Projects

Augmented Reality system using Planar Homographies.

Planar homography is a warp operation that maps pixel coordinates from one camera frame to another with the fundamental assumption that the points are lying on a plane in the real world. This concept allows us to create cool applications such as an augmented reality system or a panorama stitcher.

Face Verification.

Face Verification is a problem whereby we are required to confirm if a pair of images depict the same peron's facial features. This task is widely used in modern day applications like the popular 'Face-unlock' feature in smartphones, document id verification etc. This task can essentially be split into two steps, face classification followed by face verification. Convolutional Neural Networks are the most popular choice while dealing with such tasks, hence ResNet-18 is the chosen architecture here.

Fake News Detection.

Fake news is rampant in today's date and verifying the authenticity of a news article is paramount. The aim of this project is to train various machine learning models to classify a given news article as authentic or fake. This task falls under the domain of Natural Language processing.

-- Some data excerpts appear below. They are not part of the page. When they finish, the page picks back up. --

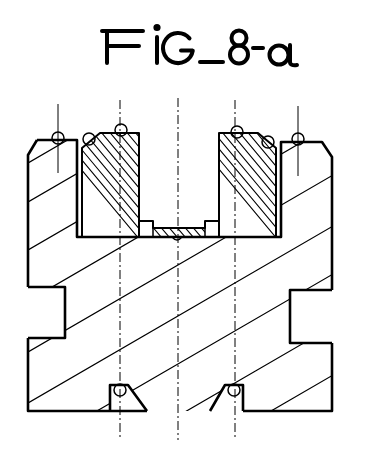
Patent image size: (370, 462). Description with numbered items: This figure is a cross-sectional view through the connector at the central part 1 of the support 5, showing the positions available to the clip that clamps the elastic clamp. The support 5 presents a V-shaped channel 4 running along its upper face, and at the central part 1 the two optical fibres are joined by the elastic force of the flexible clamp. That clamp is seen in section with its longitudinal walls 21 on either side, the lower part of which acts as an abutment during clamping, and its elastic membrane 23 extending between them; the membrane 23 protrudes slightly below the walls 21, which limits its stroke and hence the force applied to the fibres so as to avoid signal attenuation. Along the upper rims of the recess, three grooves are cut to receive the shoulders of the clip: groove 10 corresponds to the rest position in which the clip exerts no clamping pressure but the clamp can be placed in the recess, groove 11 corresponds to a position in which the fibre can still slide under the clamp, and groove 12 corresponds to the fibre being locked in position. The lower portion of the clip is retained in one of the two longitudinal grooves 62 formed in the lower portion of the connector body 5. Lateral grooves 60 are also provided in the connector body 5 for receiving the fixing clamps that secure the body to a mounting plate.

The central part 1 is at (47, 157).
The V-shaped channel 4 is at (176, 241).
The support 5 is at (152, 358).
The groove 10 is at (304, 134).
The groove 11 is at (271, 136).
The groove 12 is at (239, 126).
The longitudinal wall 21 is at (127, 126).
The elastic membrane 23 is at (164, 228).
The groove 60 is at (48, 311).
The longitudinal groove 62 is at (126, 397).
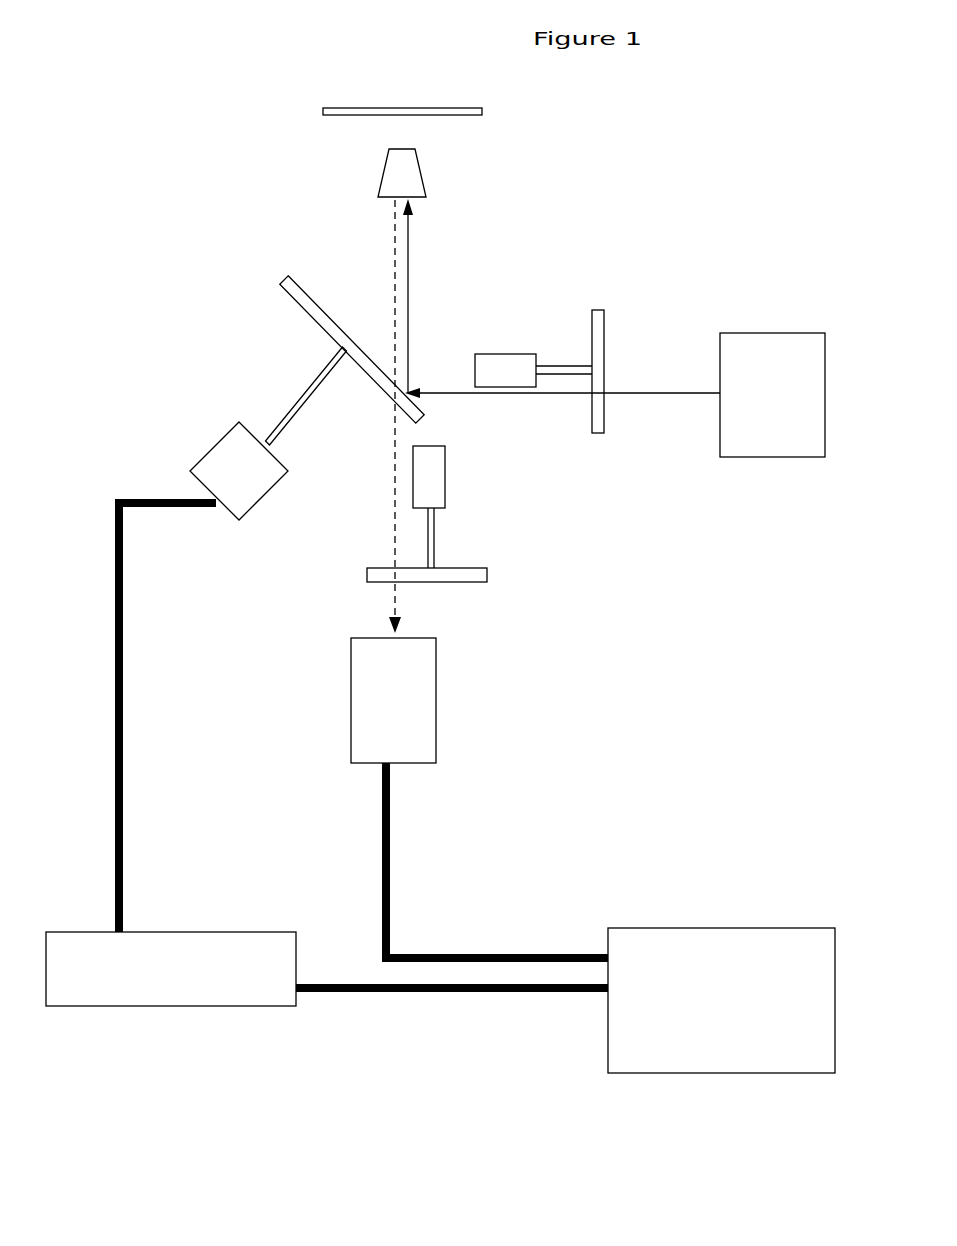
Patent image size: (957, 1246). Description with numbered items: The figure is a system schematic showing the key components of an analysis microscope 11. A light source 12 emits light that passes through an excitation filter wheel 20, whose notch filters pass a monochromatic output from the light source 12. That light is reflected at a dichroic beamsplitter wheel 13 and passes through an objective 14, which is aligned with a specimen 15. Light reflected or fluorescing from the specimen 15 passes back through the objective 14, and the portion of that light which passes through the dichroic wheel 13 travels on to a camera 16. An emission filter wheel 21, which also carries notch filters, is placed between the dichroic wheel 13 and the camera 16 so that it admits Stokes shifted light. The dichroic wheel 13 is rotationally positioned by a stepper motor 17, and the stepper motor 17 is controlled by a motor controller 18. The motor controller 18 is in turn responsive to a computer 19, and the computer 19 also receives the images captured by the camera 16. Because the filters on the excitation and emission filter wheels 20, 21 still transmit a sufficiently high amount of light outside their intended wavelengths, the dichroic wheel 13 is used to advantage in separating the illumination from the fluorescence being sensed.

The analysis microscope 11 is at (722, 135).
The light source 12 is at (720, 352).
The dichroic beamsplitter wheel 13 is at (305, 315).
The objective 14 is at (383, 177).
The specimen 15 is at (462, 115).
The camera 16 is at (418, 638).
The stepper motor 17 is at (252, 513).
The motor controller 18 is at (173, 932).
The computer 19 is at (629, 928).
The excitation filter wheel 20 is at (592, 328).
The emission filter wheel 21 is at (463, 568).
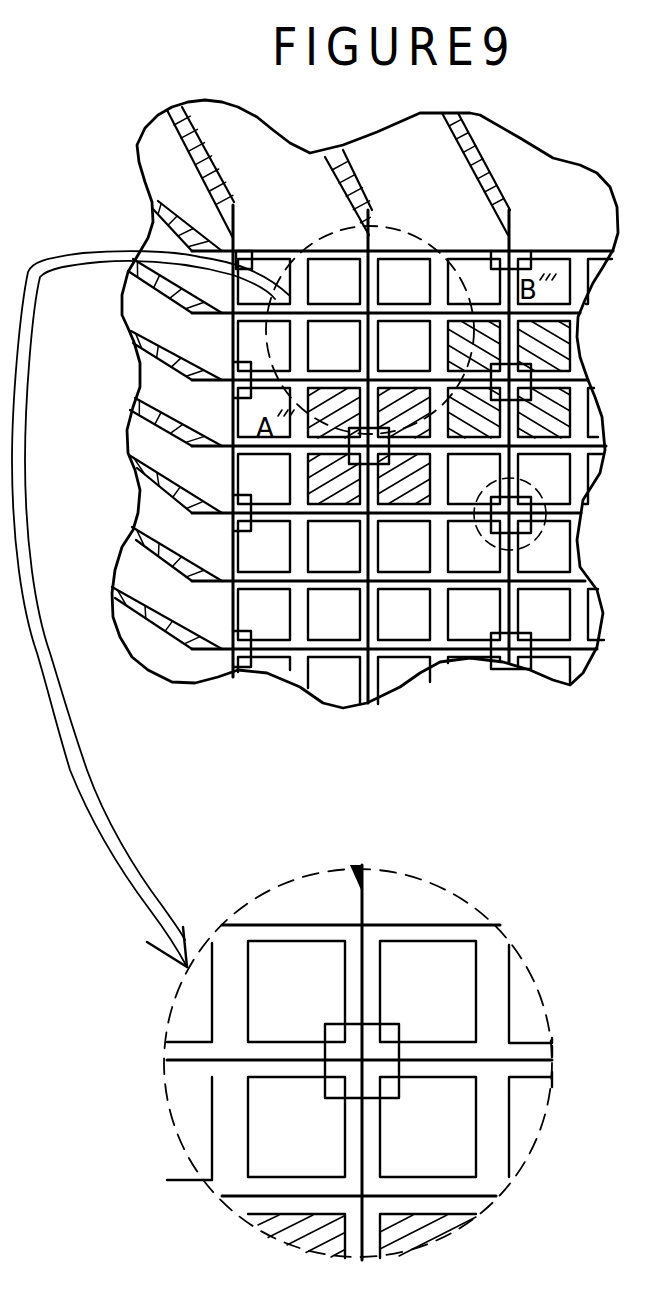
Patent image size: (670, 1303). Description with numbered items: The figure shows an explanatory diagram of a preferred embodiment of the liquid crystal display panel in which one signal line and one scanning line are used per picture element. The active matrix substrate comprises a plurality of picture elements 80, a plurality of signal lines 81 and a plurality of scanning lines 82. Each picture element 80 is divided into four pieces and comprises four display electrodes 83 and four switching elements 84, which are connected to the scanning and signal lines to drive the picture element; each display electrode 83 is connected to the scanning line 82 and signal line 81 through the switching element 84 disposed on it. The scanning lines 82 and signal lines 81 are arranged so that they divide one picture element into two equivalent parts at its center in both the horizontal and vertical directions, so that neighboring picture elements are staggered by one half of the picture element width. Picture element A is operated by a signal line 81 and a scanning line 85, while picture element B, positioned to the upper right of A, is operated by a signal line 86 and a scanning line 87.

The picture element 80 is at (497, 552).
The signal line 81 is at (360, 178).
The scanning line 82 is at (154, 286).
The display electrode 83 is at (362, 1059).
The switching element 84 is at (399, 1088).
The scanning line 85 is at (150, 420).
The signal line 86 is at (487, 165).
The scanning line 87 is at (137, 363).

The machine learning models explored in this project are Naive Bayes classifier, Random forest classifier and Logistic Regression.

Real time Eye/Gaze Tracking.

Real time Eye/Gaze tracking is a process which is really useful in the field of medical science and has proven to be the only method to objectively and accurately record and analyse visual behaviour. This use case is designed as a part of a larger medical subsystem catered towards improving the quality of life of Huntington's disease patients. This eye tracking implementation enables us to quantify the range of voluntary eye movement of HD patients through Occular Pursuit exercises. This implementation leverages the vast capabilities of the OpenCV library.

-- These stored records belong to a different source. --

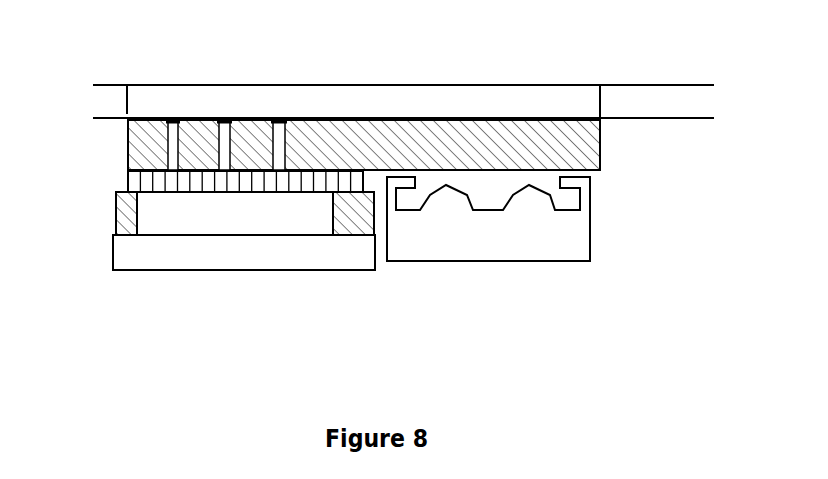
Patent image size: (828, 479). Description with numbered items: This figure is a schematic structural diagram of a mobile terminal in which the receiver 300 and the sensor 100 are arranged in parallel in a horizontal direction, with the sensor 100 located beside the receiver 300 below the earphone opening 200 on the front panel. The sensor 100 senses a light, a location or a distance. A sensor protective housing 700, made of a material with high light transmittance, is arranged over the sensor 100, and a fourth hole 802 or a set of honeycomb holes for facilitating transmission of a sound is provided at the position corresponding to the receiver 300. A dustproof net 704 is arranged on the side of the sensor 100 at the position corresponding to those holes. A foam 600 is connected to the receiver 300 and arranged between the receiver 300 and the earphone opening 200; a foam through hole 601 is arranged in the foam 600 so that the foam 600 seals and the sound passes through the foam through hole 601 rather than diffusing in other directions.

The earphone opening 200 is at (470, 85).
The sensor protective housing 700 is at (600, 145).
The fourth hole 802 is at (223, 120).
The dustproof net 704 is at (127, 182).
The foam 600 is at (115, 207).
The foam through hole 601 is at (212, 210).
The receiver 300 is at (243, 270).
The sensor 100 is at (590, 235).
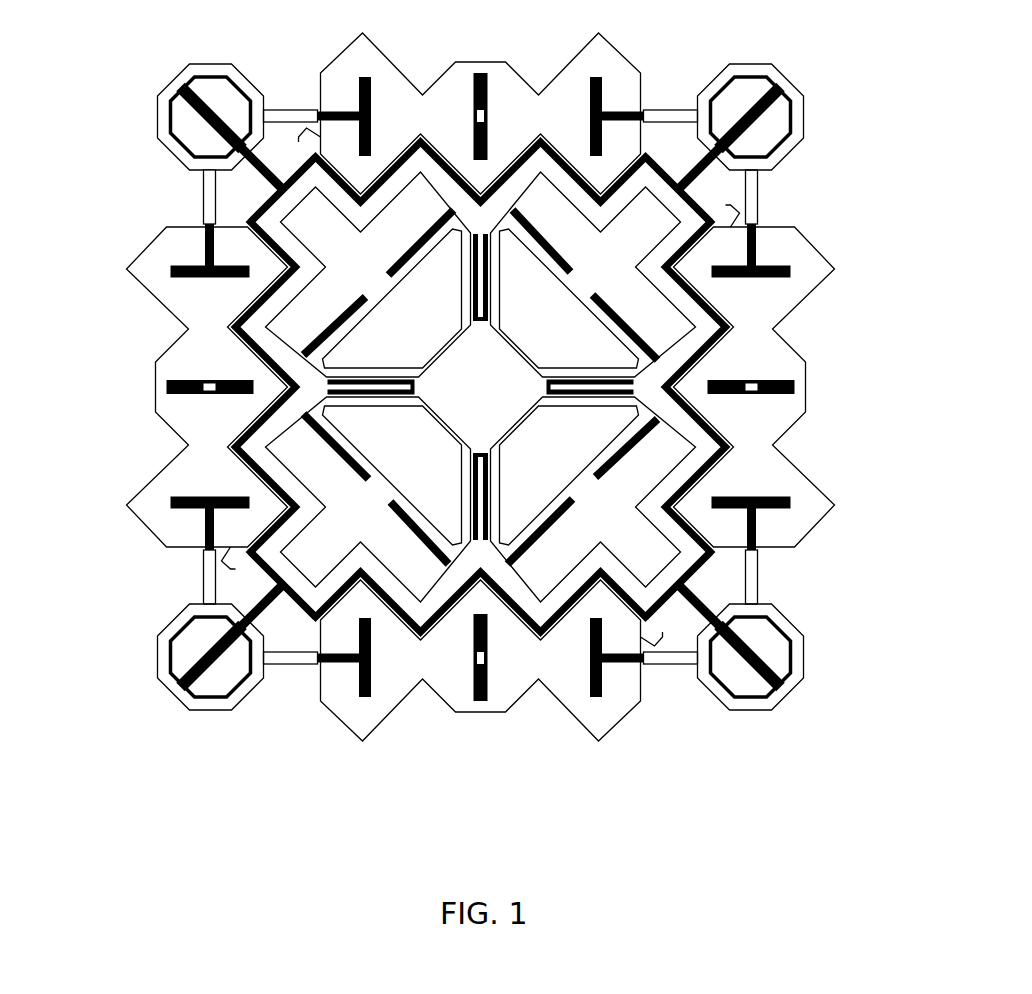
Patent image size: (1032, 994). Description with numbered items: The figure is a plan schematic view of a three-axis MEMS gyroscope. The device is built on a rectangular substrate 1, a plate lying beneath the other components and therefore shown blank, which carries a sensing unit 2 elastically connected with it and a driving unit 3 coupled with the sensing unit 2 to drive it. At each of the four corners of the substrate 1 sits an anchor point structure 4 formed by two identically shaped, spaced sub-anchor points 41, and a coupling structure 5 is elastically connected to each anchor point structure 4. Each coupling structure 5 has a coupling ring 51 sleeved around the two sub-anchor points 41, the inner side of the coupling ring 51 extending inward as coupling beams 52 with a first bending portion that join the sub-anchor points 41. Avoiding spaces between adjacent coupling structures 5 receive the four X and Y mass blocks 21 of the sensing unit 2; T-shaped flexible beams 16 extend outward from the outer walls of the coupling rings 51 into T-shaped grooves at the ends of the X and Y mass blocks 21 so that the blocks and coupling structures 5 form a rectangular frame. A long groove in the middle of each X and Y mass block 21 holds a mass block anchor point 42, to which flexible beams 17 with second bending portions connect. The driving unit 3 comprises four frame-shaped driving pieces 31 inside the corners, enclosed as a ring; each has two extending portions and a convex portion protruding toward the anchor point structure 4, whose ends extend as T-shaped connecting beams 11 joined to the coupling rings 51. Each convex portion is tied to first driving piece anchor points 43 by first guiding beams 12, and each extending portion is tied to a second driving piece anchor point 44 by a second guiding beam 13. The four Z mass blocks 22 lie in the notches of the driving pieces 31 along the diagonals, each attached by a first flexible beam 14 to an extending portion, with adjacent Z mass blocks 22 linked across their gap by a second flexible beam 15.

Speech to text transcription network.

Speech recognition is an interdisciplinary subfield of computer science and computational linguistics that develops methodologies and technologies that enable the recognition and translation of spoken language into text by computers. It is also known as automatic speech recognition (ASR), computer speech recognition or speech to text (STT). This project attempts to create an end-to-end speech transcription network consisting of encoder-decoder structure equipped with attention mechanism. Levenshtein distance was the evaluation metric used to gauge the performance of the network. This architecture obtains an average Levenshtein distance of 24.3.